Our lives are awash in images, from televisions and magazines, newspapers and billboards, movie and computer screens. But many of us are ill-equipped to understand what those images really mean, or how they affect our view of the world.
With an eye toward deepening that understanding, the Philadelphia Free Library is expected today to announce One Film, a citywide film education program running Feb. 21 through March 6, designed for high school students and adults. It's thought to be the first U.S. program of its kind.
Conceived by Philadelphia film scholar Ruth Perlmutter and Inquirer movie critic Carrie Rickey, in partnership with One Book One Philadelphia, the program will feature dozens of free screenings, discussions, lectures, workshops - even Quizzo tournaments - focused on Steven Spielberg's 1987 World War II epic, Empire of the Sun.
Philadelphia Library Foundation CEO Linda Johnson said that while One Book, now in its sixth year, addresses traditional notions of literacy, "One Film expands that idea to include current thinking on the importance of visual literacy."
Johnson said those interested in participating can attend free screenings of Empire - many followed by discussion sessions - or check out Empire DVDs at any of the Free Library's 54 branches. She said 200 DVDs were sent to every high school in the city, which have been provided with teaching guides.
Perlmutter, who has taught film for more than 20 years at Temple University, the University of the Arts, and the University of Pennsylvania, said that by its very nature, film tends to elicit a passive attitude in viewers. "There's far more distance between a reader and a novel, since it takes longer to read and absorb a written story," she said. Visual media can affect us in a direct, visceral way, which bypasses the intellect and appeals directly to emotions.
Even many die-hard movie buffs, she said, "focus on following the story and overidentify with the characters" to the point where they "miss the film's underlying meanings . . . and any ideological message."
Perlmutter said improving film literacy not only unlocks new layers of meaning for viewers, it also leads to a more enjoyable movie experience. She said that the ability to view films critically is a form of cultural empowerment.
For Perlmutter, One Film is also the perfect way to pay homage to her husband of 56 years, Archie Perlmutter, who died in 2004 at 81.

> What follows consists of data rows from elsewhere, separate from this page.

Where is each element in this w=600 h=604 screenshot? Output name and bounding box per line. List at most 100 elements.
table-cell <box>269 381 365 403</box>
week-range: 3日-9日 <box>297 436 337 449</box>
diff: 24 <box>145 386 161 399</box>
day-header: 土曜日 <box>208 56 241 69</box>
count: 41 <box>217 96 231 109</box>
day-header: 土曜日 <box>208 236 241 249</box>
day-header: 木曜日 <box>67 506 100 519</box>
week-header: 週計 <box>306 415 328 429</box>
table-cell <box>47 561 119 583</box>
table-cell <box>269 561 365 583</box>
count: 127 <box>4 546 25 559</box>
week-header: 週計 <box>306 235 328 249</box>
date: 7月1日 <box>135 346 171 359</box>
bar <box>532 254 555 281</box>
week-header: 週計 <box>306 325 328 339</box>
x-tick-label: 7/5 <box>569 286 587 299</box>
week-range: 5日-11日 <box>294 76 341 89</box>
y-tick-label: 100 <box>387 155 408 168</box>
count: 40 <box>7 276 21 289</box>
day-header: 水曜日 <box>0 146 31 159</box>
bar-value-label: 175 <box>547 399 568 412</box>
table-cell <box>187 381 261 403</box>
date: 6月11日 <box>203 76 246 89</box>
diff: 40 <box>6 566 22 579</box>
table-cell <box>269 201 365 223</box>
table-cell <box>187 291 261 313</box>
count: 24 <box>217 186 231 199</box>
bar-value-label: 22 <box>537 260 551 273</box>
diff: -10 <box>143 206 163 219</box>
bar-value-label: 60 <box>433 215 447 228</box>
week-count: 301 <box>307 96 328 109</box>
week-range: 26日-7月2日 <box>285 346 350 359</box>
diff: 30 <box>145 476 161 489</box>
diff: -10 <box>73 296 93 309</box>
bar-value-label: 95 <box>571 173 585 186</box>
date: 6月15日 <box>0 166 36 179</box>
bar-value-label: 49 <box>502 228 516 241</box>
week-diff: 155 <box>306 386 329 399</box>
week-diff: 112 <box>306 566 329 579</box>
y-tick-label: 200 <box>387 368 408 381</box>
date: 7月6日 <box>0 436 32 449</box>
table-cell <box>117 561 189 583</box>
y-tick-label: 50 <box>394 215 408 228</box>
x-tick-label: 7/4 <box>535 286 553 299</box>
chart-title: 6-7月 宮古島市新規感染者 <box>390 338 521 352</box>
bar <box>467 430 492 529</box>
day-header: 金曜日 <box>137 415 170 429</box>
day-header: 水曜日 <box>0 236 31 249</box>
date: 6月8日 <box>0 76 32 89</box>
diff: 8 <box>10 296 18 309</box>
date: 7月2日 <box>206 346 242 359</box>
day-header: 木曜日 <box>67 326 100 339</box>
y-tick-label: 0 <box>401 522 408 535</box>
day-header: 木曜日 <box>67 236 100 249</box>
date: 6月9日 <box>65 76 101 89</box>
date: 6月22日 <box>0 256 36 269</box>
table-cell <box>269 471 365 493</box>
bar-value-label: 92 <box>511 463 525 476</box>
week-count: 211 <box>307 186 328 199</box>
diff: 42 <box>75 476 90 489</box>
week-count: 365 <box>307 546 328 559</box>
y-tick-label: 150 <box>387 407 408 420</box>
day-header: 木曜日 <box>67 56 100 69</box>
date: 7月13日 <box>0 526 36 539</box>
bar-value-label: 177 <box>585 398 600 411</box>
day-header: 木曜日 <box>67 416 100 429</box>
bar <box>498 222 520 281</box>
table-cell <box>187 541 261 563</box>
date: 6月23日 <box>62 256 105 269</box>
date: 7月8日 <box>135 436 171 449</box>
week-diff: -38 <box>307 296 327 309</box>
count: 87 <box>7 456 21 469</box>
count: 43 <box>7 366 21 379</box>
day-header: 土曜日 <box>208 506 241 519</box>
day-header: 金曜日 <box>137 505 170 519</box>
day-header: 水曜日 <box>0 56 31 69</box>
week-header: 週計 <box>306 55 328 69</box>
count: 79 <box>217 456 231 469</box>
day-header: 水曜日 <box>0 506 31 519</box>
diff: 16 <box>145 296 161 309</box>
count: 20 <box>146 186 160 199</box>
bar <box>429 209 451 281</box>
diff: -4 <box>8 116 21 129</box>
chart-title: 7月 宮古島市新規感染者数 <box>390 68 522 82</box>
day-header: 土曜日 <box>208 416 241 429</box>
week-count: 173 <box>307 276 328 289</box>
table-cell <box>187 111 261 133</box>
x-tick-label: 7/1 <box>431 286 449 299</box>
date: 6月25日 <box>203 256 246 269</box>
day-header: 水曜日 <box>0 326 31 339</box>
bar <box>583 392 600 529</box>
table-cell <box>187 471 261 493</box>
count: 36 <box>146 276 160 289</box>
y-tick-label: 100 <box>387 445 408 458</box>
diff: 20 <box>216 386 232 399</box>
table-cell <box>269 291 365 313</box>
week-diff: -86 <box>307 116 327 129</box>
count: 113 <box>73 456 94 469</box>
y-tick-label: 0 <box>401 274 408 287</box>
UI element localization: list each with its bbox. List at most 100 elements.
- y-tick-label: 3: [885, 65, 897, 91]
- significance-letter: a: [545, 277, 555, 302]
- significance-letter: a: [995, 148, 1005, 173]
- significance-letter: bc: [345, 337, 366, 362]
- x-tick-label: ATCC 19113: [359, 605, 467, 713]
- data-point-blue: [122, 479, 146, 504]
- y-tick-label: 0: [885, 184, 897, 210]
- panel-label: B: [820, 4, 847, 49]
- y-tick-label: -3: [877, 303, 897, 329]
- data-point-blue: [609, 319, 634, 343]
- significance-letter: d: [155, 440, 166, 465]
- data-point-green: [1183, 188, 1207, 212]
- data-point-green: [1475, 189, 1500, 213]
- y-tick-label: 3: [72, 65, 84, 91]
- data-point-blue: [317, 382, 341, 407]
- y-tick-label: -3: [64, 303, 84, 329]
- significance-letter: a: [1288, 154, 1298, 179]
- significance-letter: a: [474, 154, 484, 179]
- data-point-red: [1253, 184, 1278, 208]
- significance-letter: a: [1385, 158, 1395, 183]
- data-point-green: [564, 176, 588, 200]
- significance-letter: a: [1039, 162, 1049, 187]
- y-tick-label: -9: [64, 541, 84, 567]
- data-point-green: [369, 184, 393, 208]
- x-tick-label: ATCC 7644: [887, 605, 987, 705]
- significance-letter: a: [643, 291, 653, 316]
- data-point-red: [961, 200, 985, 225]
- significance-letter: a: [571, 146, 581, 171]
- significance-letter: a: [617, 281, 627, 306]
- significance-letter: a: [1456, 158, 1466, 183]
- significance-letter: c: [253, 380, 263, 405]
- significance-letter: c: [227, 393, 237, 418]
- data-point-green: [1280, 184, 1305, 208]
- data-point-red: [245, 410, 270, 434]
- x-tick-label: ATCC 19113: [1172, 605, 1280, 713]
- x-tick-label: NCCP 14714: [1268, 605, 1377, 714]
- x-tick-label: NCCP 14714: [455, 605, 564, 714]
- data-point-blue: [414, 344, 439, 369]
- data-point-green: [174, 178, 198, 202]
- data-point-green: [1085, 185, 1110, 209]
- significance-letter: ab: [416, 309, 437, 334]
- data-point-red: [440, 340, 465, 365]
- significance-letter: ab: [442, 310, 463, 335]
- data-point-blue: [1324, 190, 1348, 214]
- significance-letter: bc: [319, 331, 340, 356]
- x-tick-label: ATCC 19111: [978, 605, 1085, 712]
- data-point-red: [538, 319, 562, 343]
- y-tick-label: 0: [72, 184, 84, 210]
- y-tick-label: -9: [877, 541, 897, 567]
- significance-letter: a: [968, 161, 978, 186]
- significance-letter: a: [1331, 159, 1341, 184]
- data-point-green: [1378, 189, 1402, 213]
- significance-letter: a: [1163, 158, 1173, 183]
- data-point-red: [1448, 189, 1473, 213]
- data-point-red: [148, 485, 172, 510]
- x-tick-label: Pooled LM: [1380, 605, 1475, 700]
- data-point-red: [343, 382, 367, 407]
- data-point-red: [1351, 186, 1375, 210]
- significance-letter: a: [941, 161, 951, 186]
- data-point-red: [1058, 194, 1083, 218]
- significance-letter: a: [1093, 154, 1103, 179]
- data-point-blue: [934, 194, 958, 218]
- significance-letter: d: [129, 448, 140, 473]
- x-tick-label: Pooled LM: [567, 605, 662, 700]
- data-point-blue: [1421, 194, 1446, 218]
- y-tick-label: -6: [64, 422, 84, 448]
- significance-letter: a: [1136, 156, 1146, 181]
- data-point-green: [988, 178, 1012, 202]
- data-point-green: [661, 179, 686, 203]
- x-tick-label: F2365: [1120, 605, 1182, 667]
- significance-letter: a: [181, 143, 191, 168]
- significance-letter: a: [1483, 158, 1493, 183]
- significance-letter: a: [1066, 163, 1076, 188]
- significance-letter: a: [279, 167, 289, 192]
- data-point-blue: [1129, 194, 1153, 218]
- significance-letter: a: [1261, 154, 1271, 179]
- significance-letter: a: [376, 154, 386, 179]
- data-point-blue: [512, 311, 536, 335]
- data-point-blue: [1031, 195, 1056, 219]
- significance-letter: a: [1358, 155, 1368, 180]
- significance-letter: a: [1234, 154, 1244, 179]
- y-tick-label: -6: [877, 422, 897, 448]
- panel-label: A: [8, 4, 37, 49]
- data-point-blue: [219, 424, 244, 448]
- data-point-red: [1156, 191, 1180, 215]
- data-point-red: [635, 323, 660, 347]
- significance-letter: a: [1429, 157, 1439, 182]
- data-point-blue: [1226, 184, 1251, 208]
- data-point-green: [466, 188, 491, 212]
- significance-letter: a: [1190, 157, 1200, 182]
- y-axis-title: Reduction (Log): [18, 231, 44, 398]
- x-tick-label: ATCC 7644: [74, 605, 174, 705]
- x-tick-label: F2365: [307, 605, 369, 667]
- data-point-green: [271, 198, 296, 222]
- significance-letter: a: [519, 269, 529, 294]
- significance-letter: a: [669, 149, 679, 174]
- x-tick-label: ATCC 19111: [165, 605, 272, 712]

Ruth Perlmutter said Archie, who cofounded the Jewish Film Festival at the Gershman Y in 1981, wasn't much of film enthusiast - when she first met him.
"It hit him like a ton of bricks as soon as I embarked on my career," she said of his new-found enthusiasm for all things film. "I was like a Frankenstein creating a monster."
Empire of the Sun, adapted from J.G. Ballard's autobiographical novel by playwright Tom Stoppard, is set in Shanghai during Japan's 1941 invasion of China. It presents war from the perspective of a young British boy (Christian Bale), who is imprisoned in a Japanese internment camp.
Johnson said that a committee of film experts and educators decided to go with Spielberg's film because it best answered the program's various needs.
"We decided that the film should be accessible to everyone with an 11th grade education," she said. "Empire's a great selection because it's not only a great film, it's not an intimidating film. And since this is our first year, we were anxious to begin with something which was more approachable."
Johnson said Empire is a good fit because its themes resonate with those of this year's One Book selection, Dave Eggers' What Is the What, a novel about children who were displaced in refugee camps during Sudan's civil war.
"Like Eggers' book, the film's main theme is how war impacts children," she said. "But since the book and film are about different cultures, the stories can be compared on a more sophisticated level."
Johnson said Spielberg wrote to say he was pleased with the renewed attention to Empire, which received mixed reviews on its release.
Penn film professor Timothy Corrigan, who served on the selection committee, said even though some cineastes might be disappointed by the choice of such a mainstream director, Empire contains a level of complexity which might be missing in some of Spielberg's other films.
"I think it's one of Spielberg's more interesting films," Corrigan said. "Visually, it is one of his best, and it nicely balances a kind of historical realism versus the sort of [cartoonish] spectacle that you find in most of Spielberg's films."
Most important, he said, since it's about the experience of a Western family in Asia, the film exposes students to different cultural perspectives, one of the best services One Book and One Film can provide.
Temple film professor Chris Cagle, who specializes in the history of post-WWII Hollywood, said Empire was one of Spielberg's first attempts to engage more complex material. Cagle, who is to lead a Feb. 23 discussion, said films can be read on multiple levels.
He said this is especially pertinent to Empire. Since it deals with an actual historical event, scholars can ask whether it tries to provide viewers with an accurate history, or whether it's a more fanciful, metaphorical or symbolic look at the era.
Cagle said viewers must be aware that, "often, historical films really are more about the time in which they are made . . . which means they use the historical material to comment on the present." On another level, he said, scholars might look at how differently the film portrays Westerners, as opposed to the Chinese or the Japanese.